I was 19. I was married. We didn’t plan to get pregnant and I was on the pill. Unfortunately, the pill wasn’t 100% effective. It was 1974, the year after Roe v. Wade.
Regrettably I didn’t watch the news because the news had always been Vietnam or Watergate so it ranged from the horrible to the tedious. I didn’t realize that there was anything relevant to my life to be gleaned from being informed. For example: abortion is now a legal option for young women and couples.
My story isn’t about having an abortion and not regretting it. My story is that I didn’t have an abortion and how much I regret it. If I could have a time machine to go back and change just ONE thing in my life, it would be to get an abortion. That one thing would change everything. I didn’t know it was an option. My doctor never mentioned it. Everybody was all congratulatory and happy about my pregnancy. They wouldn’t go through all the life altering consequences of never-ending responsibility for which I was not ready.

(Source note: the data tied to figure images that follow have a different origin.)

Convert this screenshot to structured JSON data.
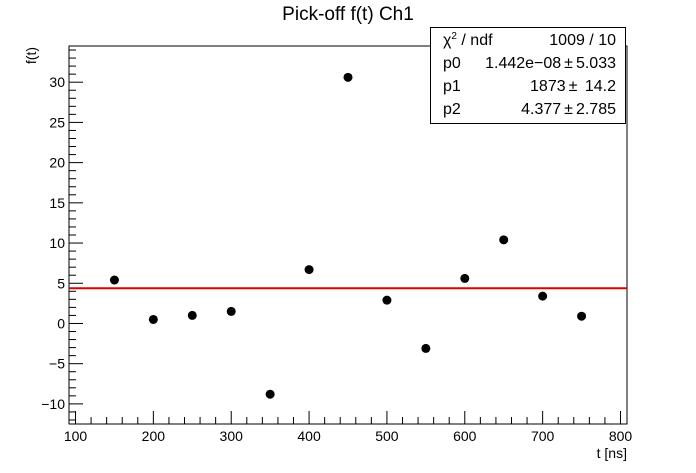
{
  "chart_data": {
    "type": "scatter",
    "title": "Pick-off f(t) Ch1",
    "xlabel": "t [ns]",
    "ylabel": "f(t)",
    "xlim": [
      100,
      800
    ],
    "ylim": [
      -12.5,
      34.5
    ],
    "x_ticks": [
      100,
      200,
      300,
      400,
      500,
      600,
      700,
      800
    ],
    "y_ticks": [
      -10,
      -5,
      0,
      5,
      10,
      15,
      20,
      25,
      30
    ],
    "x_tick_labels": [
      "100",
      "200",
      "300",
      "400",
      "500",
      "600",
      "700",
      "800"
    ],
    "y_tick_labels": [
      "−10",
      "−5",
      "0",
      "5",
      "10",
      "15",
      "20",
      "25",
      "30"
    ],
    "points": [
      {
        "x": 150,
        "y": 5.4
      },
      {
        "x": 200,
        "y": 0.5
      },
      {
        "x": 250,
        "y": 1.0
      },
      {
        "x": 300,
        "y": 1.5
      },
      {
        "x": 350,
        "y": -8.8
      },
      {
        "x": 400,
        "y": 6.7
      },
      {
        "x": 450,
        "y": 30.6
      },
      {
        "x": 500,
        "y": 2.9
      },
      {
        "x": 550,
        "y": -3.1
      },
      {
        "x": 600,
        "y": 5.6
      },
      {
        "x": 650,
        "y": 10.4
      },
      {
        "x": 700,
        "y": 3.4
      },
      {
        "x": 750,
        "y": 0.9
      }
    ],
    "fit_line": {
      "y": 4.377,
      "color": "#e00000"
    },
    "point_color": "#000000",
    "grid": false
  },
  "stats": {
    "chi2_name": "χ",
    "chi2_sup": "2",
    "chi2_rest": " / ndf",
    "chi2_value": "1009 / 10",
    "rows": [
      {
        "name": "p0",
        "value": "1.442e−08",
        "pm": "±",
        "error": "5.033"
      },
      {
        "name": "p1",
        "value": "1873",
        "pm": "±",
        "error": " 14.2"
      },
      {
        "name": "p2",
        "value": "4.377",
        "pm": "±",
        "error": "2.785"
      }
    ]
  }
}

So when I’d been 20-years-old for 5 days I gave birth to a 7 lb. 13 oz. bundle of life changing problems. When he was 2-years-old we were told he was severely retarded. He wasn’t, but he did have learning disabilities. He has mild Cerebral Palsy that we didn’t know about until he was grown up. He also has ADHD. He was in trouble all the time. He is legally blind without glasses. He drooled and was shaky. He didn’t walk until he was almost two. My husband and I were not ready for any of this, either emotionally or financially.
When I got pregnant we were barely making it in a big city away from home. Almost a year after I had the baby, we had to move back to my hometown where both of our parents were living. This was another big mistake, but it was the only way we could survive at the time.

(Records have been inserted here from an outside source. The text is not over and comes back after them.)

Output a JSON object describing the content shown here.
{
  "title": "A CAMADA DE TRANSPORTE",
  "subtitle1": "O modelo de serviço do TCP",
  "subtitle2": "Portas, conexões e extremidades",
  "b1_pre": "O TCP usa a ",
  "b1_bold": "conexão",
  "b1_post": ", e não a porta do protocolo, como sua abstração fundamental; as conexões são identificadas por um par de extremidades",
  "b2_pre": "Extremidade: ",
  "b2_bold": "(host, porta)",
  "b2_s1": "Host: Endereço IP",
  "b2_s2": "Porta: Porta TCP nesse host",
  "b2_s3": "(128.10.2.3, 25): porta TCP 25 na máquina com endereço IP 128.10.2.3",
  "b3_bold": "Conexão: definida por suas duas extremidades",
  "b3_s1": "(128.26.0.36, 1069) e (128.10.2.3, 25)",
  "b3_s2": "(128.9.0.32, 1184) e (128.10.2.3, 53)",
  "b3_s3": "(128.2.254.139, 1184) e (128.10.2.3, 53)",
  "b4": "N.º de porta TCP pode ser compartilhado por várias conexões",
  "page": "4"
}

After that one time I never got pregnant again. I got an IUD and later my husband had a vasectomy. “Fool me once, I can’t get fooled again” to paraphrase GW Bush.

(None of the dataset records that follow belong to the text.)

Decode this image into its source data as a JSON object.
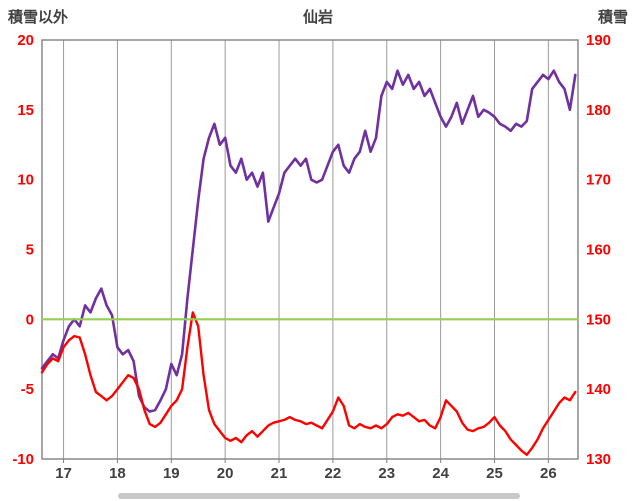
{
  "header": {
    "left_axis_title": "積雪以外",
    "title": "仙岩",
    "right_axis_title": "積雪"
  },
  "chart_data": {
    "type": "line",
    "title": "仙岩",
    "left_axis": {
      "label": "積雪以外",
      "min": -10,
      "max": 20,
      "ticks": [
        20,
        15,
        10,
        5,
        0,
        -5,
        -10
      ],
      "tick_color": "#FF0000"
    },
    "right_axis": {
      "label": "積雪",
      "min": 130,
      "max": 190,
      "ticks": [
        190,
        180,
        170,
        160,
        150,
        140,
        130
      ],
      "tick_color": "#FF0000"
    },
    "x_axis": {
      "min": 16.6,
      "max": 26.55,
      "ticks": [
        17,
        18,
        19,
        20,
        21,
        22,
        23,
        24,
        25,
        26
      ],
      "tick_color": "#404040"
    },
    "grid": {
      "vertical": true,
      "horizontal": false,
      "color": "#9b9b9b",
      "border_color": "#808080"
    },
    "series": [
      {
        "name": "積雪",
        "axis": "right",
        "color": "#7030A0",
        "width": 2.6,
        "x_start": 16.6,
        "x_step": 0.1,
        "values": [
          143,
          144,
          145,
          144.4,
          147,
          149,
          150,
          149,
          152,
          151,
          153,
          154.4,
          152,
          150.6,
          146,
          145,
          145.6,
          144,
          139,
          137.4,
          136.8,
          137,
          138.4,
          140,
          143.6,
          142,
          145,
          153,
          160,
          167,
          173,
          176,
          178,
          175,
          176,
          172,
          171,
          173,
          170,
          171,
          169,
          171,
          164,
          166,
          168,
          171,
          172,
          173,
          172,
          173,
          170,
          169.6,
          170,
          172,
          174,
          175,
          172,
          171,
          173,
          174,
          177,
          174,
          176,
          182,
          184,
          183,
          185.6,
          183.6,
          185,
          183,
          184,
          182,
          183,
          181,
          179,
          177.6,
          179,
          181,
          178,
          180,
          182,
          179,
          180,
          179.6,
          179,
          178,
          177.6,
          177,
          178,
          177.6,
          178.4,
          183,
          184,
          185,
          184.4,
          185.6,
          184,
          183,
          180,
          185
        ]
      },
      {
        "name": "積雪以外",
        "axis": "left",
        "color": "#FF0000",
        "width": 2.4,
        "x_start": 16.6,
        "x_step": 0.1,
        "values": [
          -3.8,
          -3.2,
          -2.8,
          -3.0,
          -2.0,
          -1.5,
          -1.2,
          -1.3,
          -2.5,
          -4.0,
          -5.2,
          -5.5,
          -5.8,
          -5.5,
          -5.0,
          -4.5,
          -4.0,
          -4.2,
          -5.0,
          -6.5,
          -7.5,
          -7.7,
          -7.4,
          -6.8,
          -6.2,
          -5.8,
          -5.0,
          -2.0,
          0.5,
          -0.5,
          -4.0,
          -6.5,
          -7.5,
          -8.0,
          -8.5,
          -8.7,
          -8.5,
          -8.8,
          -8.3,
          -8.0,
          -8.4,
          -8.0,
          -7.6,
          -7.4,
          -7.3,
          -7.2,
          -7.0,
          -7.2,
          -7.3,
          -7.5,
          -7.4,
          -7.6,
          -7.8,
          -7.2,
          -6.6,
          -5.6,
          -6.2,
          -7.6,
          -7.8,
          -7.5,
          -7.7,
          -7.8,
          -7.6,
          -7.8,
          -7.5,
          -7.0,
          -6.8,
          -6.9,
          -6.7,
          -7.0,
          -7.3,
          -7.2,
          -7.6,
          -7.8,
          -7.0,
          -5.8,
          -6.2,
          -6.6,
          -7.4,
          -7.9,
          -8.0,
          -7.8,
          -7.7,
          -7.4,
          -7.0,
          -7.6,
          -8.0,
          -8.6,
          -9.0,
          -9.4,
          -9.7,
          -9.2,
          -8.6,
          -7.8,
          -7.2,
          -6.6,
          -6.0,
          -5.6,
          -5.8,
          -5.2
        ]
      },
      {
        "name": "zero-line",
        "axis": "left",
        "color": "#92D050",
        "width": 2.2,
        "x": [
          16.6,
          26.55
        ],
        "values": [
          0,
          0
        ]
      }
    ]
  },
  "scrollbar": {
    "present": "true"
  }
}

My life would have been so different if I’d aborted the fetus. I suffered from postpartum depression that I don’t think ever completely went away. I would not wish on my worst enemy the depression and stress that came with having this special needs child who I never wanted and could never love.
He would not have suffered the consequences of having a mother who was unable to love him because every time she looked at him all she wished was that he’d never been born. He’s now a 33-year-old self-medicating alcoholic living off of his grandmother. He has a job, but the money goes to feed his drinking and smoking habits. When grandma dies, he’ll probably be one of those people under a bridge. The world wouldn’t have missed out on Einstein or Mozart if I’d had an abortion, that’s for sure.
Even if he hadn’t had all the physical and mental problems, I would have resented him. I used to wish he’d be kidnapped or get hit by a car even while I was admonishing him not to speak to strangers and to look both ways. I wish I’d never gotten pregnant, I wish I would have had an abortion, I wish I could go back in time and change my life!
If wishes were horses, beggars would ride.